Where the Democratic Party (rather than
Harris) did take a veritable shellacking was in the seven swing states. And as
everyone knows, those are the states that make or break an election in the
Electoral College. Trump won them all,
which indicates that the Biden administration, no matter how it strove to
reestablish democracy and decency following the political and institutional
chaos wrought by the earlier Trump regime, was castigated for micro-issues that
anonymous Americans thought were more important.
What the winning votes boiled down to in
those states was precisely the question Trump asked repeatedly at his rallies.
Are you better off now than you were four years ago? The half of the population
who answered that question with their negative ballots did so, not based on the
macro-performance of the US overall—which improved on nearly all fronts other
than inflation—did so, if we cut to the chase, on the basis of the price of
eggs and gasoline. With a second consideration being the fears stoked by Team
Trump about an “alien takeover”.
According to a study by the Associated
press, the ranking of issues voted on was headed up by “the economy” (39%) and
immigration (20%), for a fifty-nine percent influence on voter motive. Abortion
(actually women’s reproductive rights), on which the Harris team campaigned so
hard (on the apparently false notion that the majority of women actually cared)
only garnered eleven percent.

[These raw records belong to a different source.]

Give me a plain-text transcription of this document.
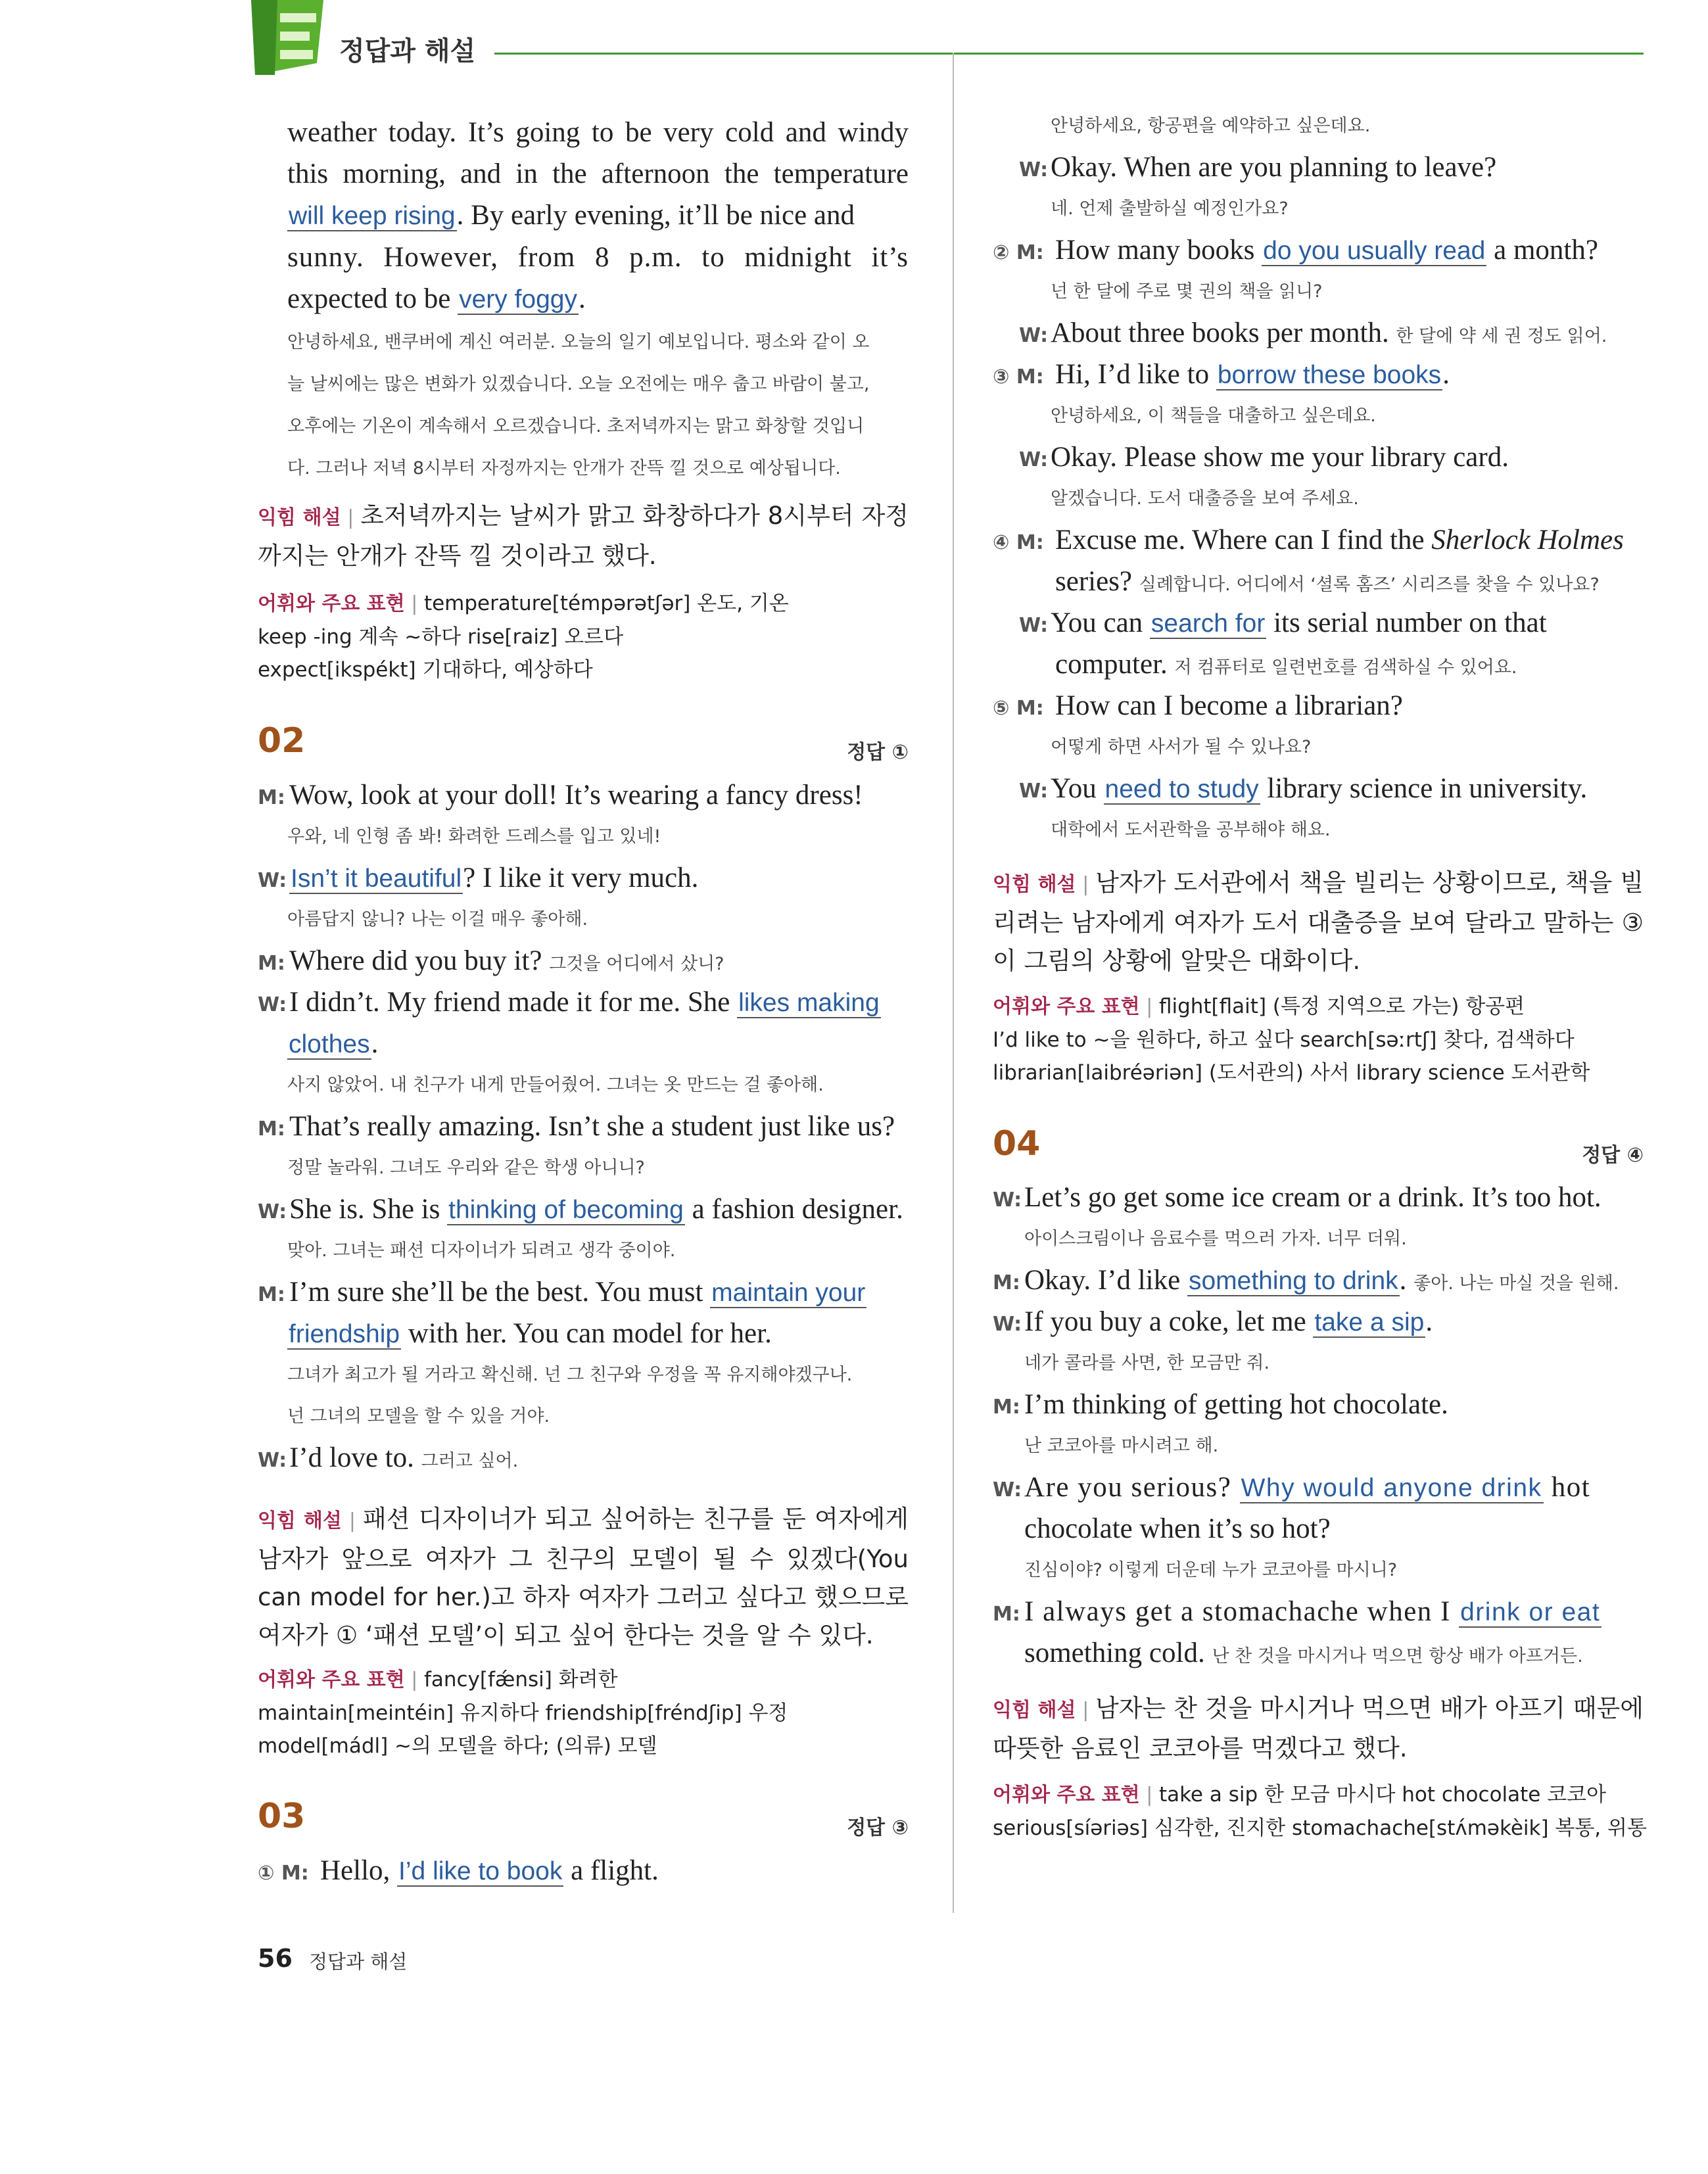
정답과 해설

weather today. It’s going to be very cold and windy

this morning, and in the afternoon the temperature

will keep rising. By early evening, it’ll be nice and

sunny. However, from 8 p.m. to midnight it’s

expected to be very foggy.

안녕하세요, 밴쿠버에 계신 여러분. 오늘의 일기 예보입니다. 평소와 같이 오

늘 날씨에는 많은 변화가 있겠습니다. 오늘 오전에는 매우 춥고 바람이 불고,

오후에는 기온이 계속해서 오르겠습니다. 초저녁까지는 맑고 화창할 것입니

다. 그러나 저녁 8시부터 자정까지는 안개가 잔뜩 낄 것으로 예상됩니다.

익힘 해설 | 초저녁까지는 날씨가 맑고 화창하다가 8시부터 자정까지는 안개가 잔뜩 낄 것이라고 했다.

어휘와 주요 표현 | temperature[témpərətʃər] 온도, 기온

keep -ing 계속 ~하다 rise[raiz] 오르다

expect[ikspékt] 기대하다, 예상하다

02	정답 ①
M: Wow, look at your doll! It’s wearing a fancy dress!
우와, 네 인형 좀 봐! 화려한 드레스를 입고 있네!
W: Isn’t it beautiful? I like it very much.
아름답지 않니? 나는 이걸 매우 좋아해.
M: Where did you buy it? 그것을 어디에서 샀니?
W:I didn’t. My friend made it for me. She likes making
clothes.
사지 않았어. 내 친구가 내게 만들어줬어. 그녀는 옷 만드는 걸 좋아해.
M: That’s really amazing. Isn’t she a student just like us?
정말 놀라워. 그녀도 우리와 같은 학생 아니니?
W:She is. She is thinking of becoming a fashion designer.
맞아. 그녀는 패션 디자이너가 되려고 생각 중이야.
M: I’m sure she’ll be the best. You must maintain your
friendship with her. You can model for her.
그녀가 최고가 될 거라고 확신해. 넌 그 친구와 우정을 꼭 유지해야겠구나.
넌 그녀의 모델을 할 수 있을 거야.
W:I’d love to. 그러고 싶어.

익힘 해설 | 패션 디자이너가 되고 싶어하는 친구를 둔 여자에게 남자가 앞으로 여자가 그 친구의 모델이 될 수 있겠다(You can model for her.)고 하자 여자가 그러고 싶다고 했으므로 여자가 ① ‘패션 모델’이 되고 싶어 한다는 것을 알 수 있다.

어휘와 주요 표현 | fancy[fǽnsi] 화려한

maintain[meintéin] 유지하다 friendship[fréndʃip] 우정

model[mádl] ~의 모델을 하다; (의류) 모델

03	정답 ③
① M: Hello, I’d like to book a flight.
안녕하세요, 항공편을 예약하고 싶은데요.
W:Okay. When are you planning to leave?
네. 언제 출발하실 예정인가요?
② M: How many books do you usually read a month?
넌 한 달에 주로 몇 권의 책을 읽니?
W:About three books per month. 한 달에 약 세 권 정도 읽어.
③ M: Hi, I’d like to borrow these books.
안녕하세요, 이 책들을 대출하고 싶은데요.
W:Okay. Please show me your library card.
알겠습니다. 도서 대출증을 보여 주세요.
④ M: Excuse me. Where can I find the Sherlock Holmes
series? 실례합니다. 어디에서 ‘셜록 홈즈’ 시리즈를 찾을 수 있나요?
W:You can search for its serial number on that
computer. 저 컴퓨터로 일련번호를 검색하실 수 있어요.
⑤ M: How can I become a librarian?
어떻게 하면 사서가 될 수 있나요?
W:You need to study library science in university.
대학에서 도서관학을 공부해야 해요.

익힘 해설 | 남자가 도서관에서 책을 빌리는 상황이므로, 책을 빌리려는 남자에게 여자가 도서 대출증을 보여 달라고 말하는 ③이 그림의 상황에 알맞은 대화이다.

어휘와 주요 표현 | flight[flait] (특정 지역으로 가는) 항공편

I’d like to ~을 원하다, 하고 싶다 search[səːrtʃ] 찾다, 검색하다

librarian[laibréəriən] (도서관의) 사서 library science 도서관학

04	정답 ④
W:Let’s go get some ice cream or a drink. It’s too hot.
아이스크림이나 음료수를 먹으러 가자. 너무 더워.
M: Okay. I’d like something to drink. 좋아. 나는 마실 것을 원해.
W:If you buy a coke, let me take a sip.
네가 콜라를 사면, 한 모금만 줘.
M: I’m thinking of getting hot chocolate.
난 코코아를 마시려고 해.
W:Are you serious? Why would anyone drink hot
chocolate when it’s so hot?
진심이야? 이렇게 더운데 누가 코코아를 마시니?
M: I always get a stomachache when I drink or eat
something cold. 난 찬 것을 마시거나 먹으면 항상 배가 아프거든.

익힘 해설 | 남자는 찬 것을 마시거나 먹으면 배가 아프기 때문에 따뜻한 음료인 코코아를 먹겠다고 했다.

어휘와 주요 표현 | take a sip 한 모금 마시다 hot chocolate 코코아

serious[síəriəs] 심각한, 진지한 stomachache[stʌ́məkèik] 복통, 위통

56 정답과 해설
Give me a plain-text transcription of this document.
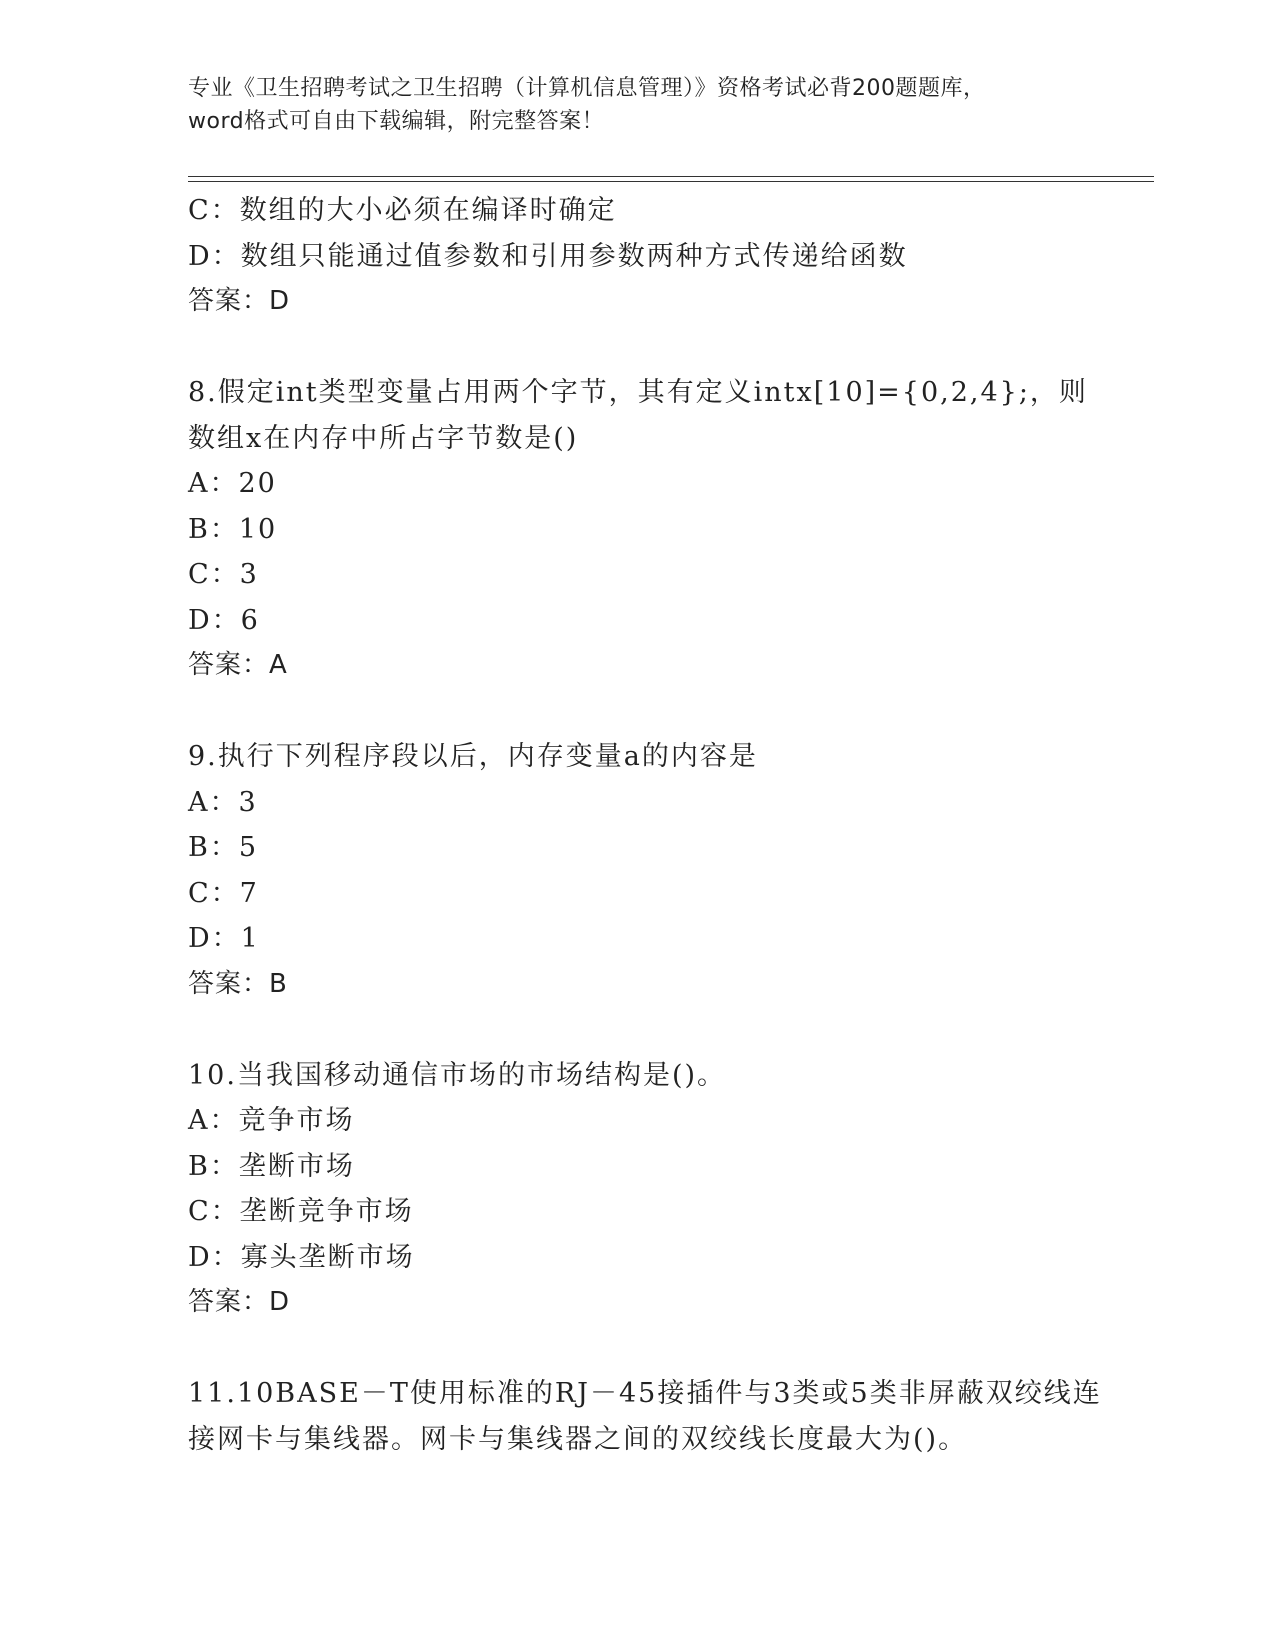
专业《卫生招聘考试之卫生招聘（计算机信息管理）》资格考试必背200题题库，
word格式可自由下载编辑，附完整答案！
C：数组的大小必须在编译时确定
D：数组只能通过值参数和引用参数两种方式传递给函数
答案：D
8.假定int类型变量占用两个字节，其有定义intx[10]={0,2,4};，则
数组x在内存中所占字节数是()
A：20
B：10
C：3
D：6
答案：A
9.执行下列程序段以后，内存变量a的内容是
A：3
B：5
C：7
D：1
答案：B
10.当我国移动通信市场的市场结构是()。
A：竞争市场
B：垄断市场
C：垄断竞争市场
D：寡头垄断市场
答案：D
11.10BASE－T使用标准的RJ－45接插件与3类或5类非屏蔽双绞线连
接网卡与集线器。网卡与集线器之间的双绞线长度最大为()。
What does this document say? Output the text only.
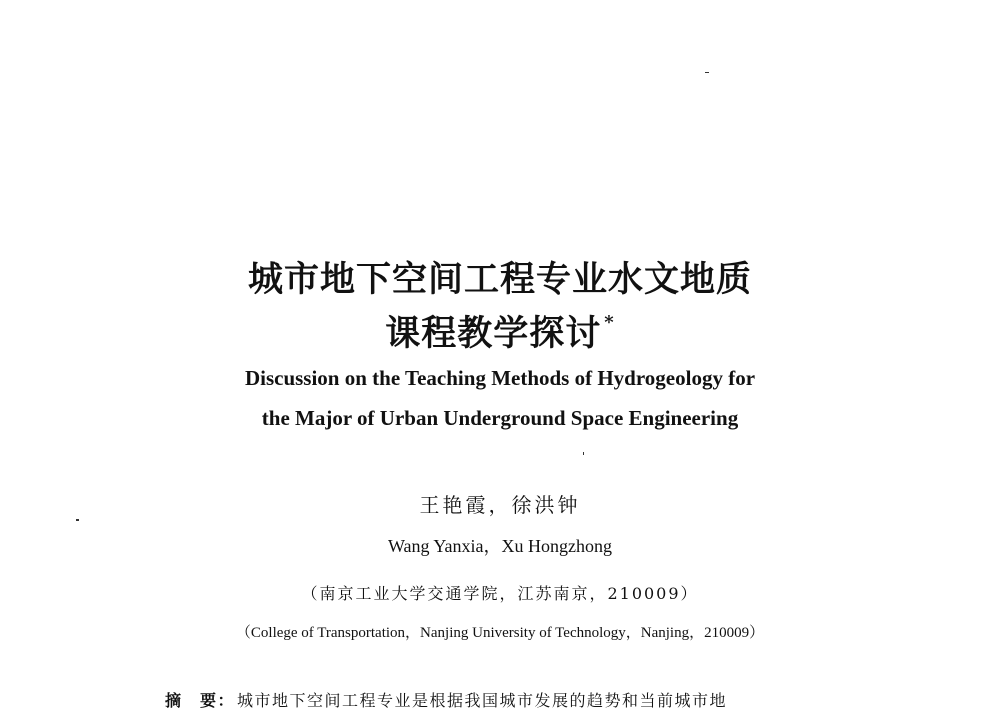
城市地下空间工程专业水文地质
课程教学探讨 *
Discussion on the Teaching Methods of Hydrogeology for
the Major of Urban Underground Space Engineering
王艳霞，徐洪钟
Wang Yanxia，Xu Hongzhong
（南京工业大学交通学院，江苏南京，210009）
（College of Transportation，Nanjing University of Technology，Nanjing，210009）
摘　要： 城市地下空间工程专业是根据我国城市发展的趋势和当前城市地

Health care—which is apt to become an endangered
species under the Trump administration—was only eight percent. Sadder still,
climate change, which should be at the top of the mind of anyone who wants to
see their children and grandchildren even survive, let alone thrive in the
future on Planet Earth, came in at a
measly seven percent. Other important societal issues like crime and gun
control didn’t make a blip on the radar. And racism and foreign policy— two
other important issues in terms of their effect on the future of American
society and the world—were of negligible importance to swing-state voters.
While many even in her own party and the
media have been quick to hammer Kamala Harris for a “shoddy performance”, the
truth is that, considering what she was up against in her own camp, her
election showing was nothing short of amazing. Basically, a political miracle.
Here’s why. She was an incumbent vice president to a president who, despite
having achieved some major accomplishments in a difficult environment, had been
totally discredited and his popularity ratings were plummeting. The president’s
exceedingly late and pressured decision not to enter the 2024 race didn’t allow
time to, first, put together a Democratic primary, and then, to mount a
successful campaign. Harris was, then, basically tapped as a shoo-in to be the
candidate, which passed on to her the ”no other choice” status of her boss, rendered
her somehow illegitimate in the eyes of some who wanted a primary come hell or
high water, and the same horse by a
different name in those of others, despite her extraordinary qualifications for
the job of chief executive.
Furthermore, the vice president was left
with only one hundred seven days in which to mount a strategy, while already on
the road campaigning, having also had to deal with President Biden’s personal
hands-on approach to governing, which had kept her in the shadows for nearly
four years. That meant she had to start from scratch to tell people who she was
and make them believe in her, all in about three months. Add to that the fact
that, as an incumbent vice president—and a person of impeccable ethics—she had
to separate herself from the Biden administration while not throwing the
president under the bus (clearly, an impossible task, unless, like her
opponent, you’re willing to throw anybody and everybody under the bus).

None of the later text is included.